Mikhail Kamynin, Russia’s Foreign Ministry Spokesperson said, “We are bewildered by the content of a letter sent by the Director of the OSCE's  Office for Democratic Institutions and Human Rights to the Chairman of the Russia's Central Election Commission. The decision has been made after representatives of the Office visited Moscow, where they were informed of Russia's willingness to co-operate with the Office on the monitoring of the election.”

Russia's Foreign Ministry says it's up to the OSCE to decide whether or not to send observers to Russia.

“According to Russia's obligations before the international community, international observers will come to the elections, and some of them will be from OSCE countries. Russia is ready to meet all the conditions of the observers so they'll be able to exercise their functions,” Mikhail Kamynin said.
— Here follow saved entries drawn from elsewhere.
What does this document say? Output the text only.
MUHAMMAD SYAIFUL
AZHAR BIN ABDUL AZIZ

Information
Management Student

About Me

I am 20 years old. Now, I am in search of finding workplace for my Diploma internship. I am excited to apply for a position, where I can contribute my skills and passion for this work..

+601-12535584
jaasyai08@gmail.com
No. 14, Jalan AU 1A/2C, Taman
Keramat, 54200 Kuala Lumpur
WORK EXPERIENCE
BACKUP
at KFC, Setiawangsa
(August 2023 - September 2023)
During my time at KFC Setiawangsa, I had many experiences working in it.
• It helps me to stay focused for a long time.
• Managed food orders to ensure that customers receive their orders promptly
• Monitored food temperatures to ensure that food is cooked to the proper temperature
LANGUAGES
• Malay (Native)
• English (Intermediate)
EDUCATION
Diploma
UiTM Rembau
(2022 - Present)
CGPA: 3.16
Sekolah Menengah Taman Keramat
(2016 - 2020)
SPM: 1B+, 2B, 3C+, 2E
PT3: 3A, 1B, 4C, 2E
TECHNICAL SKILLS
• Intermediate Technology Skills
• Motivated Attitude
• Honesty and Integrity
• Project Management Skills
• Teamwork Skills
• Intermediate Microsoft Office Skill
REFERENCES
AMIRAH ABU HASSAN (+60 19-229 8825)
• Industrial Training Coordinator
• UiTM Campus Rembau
Indigenous minorities from Russia’s Far North 
            already have an opportunity to cast their ballots
Indigenous minorities from Russia’s Far North already have an opportunity to cast their ballots

And Igor Borisov, the Central Election Committee member, called the move a diplomatic step that was aimed at creating a negative atmosphere around the upcoming election.

“None of the international treaties specify a particular timeframe for the observers to be invited. This year several countries, including France and Poland, invited the OSCE three weeks prior to the polls. We sent out our invitations more than a month in advance. Also the OSCE Office for Democratic Institutions and Human Rights complains about the number of the monitors invited. Meanwhile, we're ready to accept 70 people from the organization, while Poland invited only 12 observers and France and Belgium less than 10. We think political reasons rather than democratic principles are behind the decision by the OSCE,” Igor Borisov noted. 
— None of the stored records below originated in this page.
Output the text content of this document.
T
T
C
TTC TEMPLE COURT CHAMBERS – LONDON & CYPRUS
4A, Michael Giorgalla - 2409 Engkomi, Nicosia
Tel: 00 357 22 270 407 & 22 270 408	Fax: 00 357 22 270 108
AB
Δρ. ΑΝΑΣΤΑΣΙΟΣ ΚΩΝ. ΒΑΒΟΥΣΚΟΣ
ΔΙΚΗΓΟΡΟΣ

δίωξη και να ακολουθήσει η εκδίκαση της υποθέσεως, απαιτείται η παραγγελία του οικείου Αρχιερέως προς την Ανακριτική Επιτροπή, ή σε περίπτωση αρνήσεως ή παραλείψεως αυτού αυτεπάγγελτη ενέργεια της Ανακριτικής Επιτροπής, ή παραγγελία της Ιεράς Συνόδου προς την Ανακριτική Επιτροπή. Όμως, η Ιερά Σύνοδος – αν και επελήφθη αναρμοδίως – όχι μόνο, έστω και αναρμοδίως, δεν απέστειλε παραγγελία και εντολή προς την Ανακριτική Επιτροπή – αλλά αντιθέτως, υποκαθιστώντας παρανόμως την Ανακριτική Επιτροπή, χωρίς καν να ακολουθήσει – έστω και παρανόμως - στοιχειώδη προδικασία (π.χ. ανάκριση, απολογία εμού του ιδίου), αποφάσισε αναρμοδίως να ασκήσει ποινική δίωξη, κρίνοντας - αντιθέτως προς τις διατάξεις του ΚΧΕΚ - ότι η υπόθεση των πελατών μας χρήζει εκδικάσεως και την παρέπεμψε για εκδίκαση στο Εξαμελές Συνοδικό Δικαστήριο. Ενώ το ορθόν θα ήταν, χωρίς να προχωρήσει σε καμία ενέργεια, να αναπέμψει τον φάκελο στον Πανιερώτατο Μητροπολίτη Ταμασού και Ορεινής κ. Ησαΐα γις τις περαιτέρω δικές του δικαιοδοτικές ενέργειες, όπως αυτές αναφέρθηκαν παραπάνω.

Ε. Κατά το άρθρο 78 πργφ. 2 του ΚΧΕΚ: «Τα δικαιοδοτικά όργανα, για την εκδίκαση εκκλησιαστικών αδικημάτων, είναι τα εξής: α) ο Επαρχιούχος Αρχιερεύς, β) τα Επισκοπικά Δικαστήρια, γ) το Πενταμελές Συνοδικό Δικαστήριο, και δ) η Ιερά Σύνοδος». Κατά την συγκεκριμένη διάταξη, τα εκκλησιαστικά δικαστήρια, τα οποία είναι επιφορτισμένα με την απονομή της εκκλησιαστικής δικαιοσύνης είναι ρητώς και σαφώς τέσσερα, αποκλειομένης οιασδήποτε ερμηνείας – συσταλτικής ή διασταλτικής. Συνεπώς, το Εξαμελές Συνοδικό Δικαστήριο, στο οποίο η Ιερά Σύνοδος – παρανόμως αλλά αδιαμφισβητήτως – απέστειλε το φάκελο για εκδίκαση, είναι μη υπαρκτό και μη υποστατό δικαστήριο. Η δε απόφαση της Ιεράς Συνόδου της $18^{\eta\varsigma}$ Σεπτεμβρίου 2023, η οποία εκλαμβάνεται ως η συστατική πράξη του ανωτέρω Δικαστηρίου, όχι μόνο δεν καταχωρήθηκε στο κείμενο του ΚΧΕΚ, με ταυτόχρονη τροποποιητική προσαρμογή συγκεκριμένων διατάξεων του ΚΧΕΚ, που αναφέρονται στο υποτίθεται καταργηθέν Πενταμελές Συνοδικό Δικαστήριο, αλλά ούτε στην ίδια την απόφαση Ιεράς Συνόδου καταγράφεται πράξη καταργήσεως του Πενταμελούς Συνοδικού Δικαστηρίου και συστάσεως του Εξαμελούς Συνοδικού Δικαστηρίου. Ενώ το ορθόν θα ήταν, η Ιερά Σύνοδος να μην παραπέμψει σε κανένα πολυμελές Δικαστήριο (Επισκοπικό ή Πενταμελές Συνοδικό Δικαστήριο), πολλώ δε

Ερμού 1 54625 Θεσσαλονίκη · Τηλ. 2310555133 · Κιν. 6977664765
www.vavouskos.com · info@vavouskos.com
OSCE's Chairman Miguel Moratinos says there is still enough time to settle all disagreements over the office's mission to Russia. If not, the observers from the OSCE countries will be able to monitor the Russia's election anyway. More than 300 delegates from all over the world have been invited, including those from European, Asian and American states, as well as from international organisations, among them Council of Europe Parliamentary Assembly, the Commonwealth of Independent States and the Shanghai Cooperation Organization.

Dmitry Babich, a political analyst from ‘Russia Profile’ magazine says he doesn’t “see how declaring certain countries undemocratic can’t help security and co-operation in Europe”.

Babich says “If the OSCE boycotts, basically boycotts the parliamentary election, that’s a very bad omen for the presidential election as well. That’s because the Russian state system only works if both branches of power – the executive and the legislative – operate together and if the laws adopted by the State Duma are signed by the President. If one of the entities is doubted, the other institution cannot operate properly”.

However, the analyst expressed hopes that “Russia and the OSCE will iron out the differences”.  

“There is still time for Russia to issue visas for OSCE observers and for the OSCE to drop its rhetoric and to send its observers to Russia as it was planned,” he said.

Meanwhile, more than 7,000 Russians living in inaccessible areas will get a chance to cast their ballots in the next two weeks.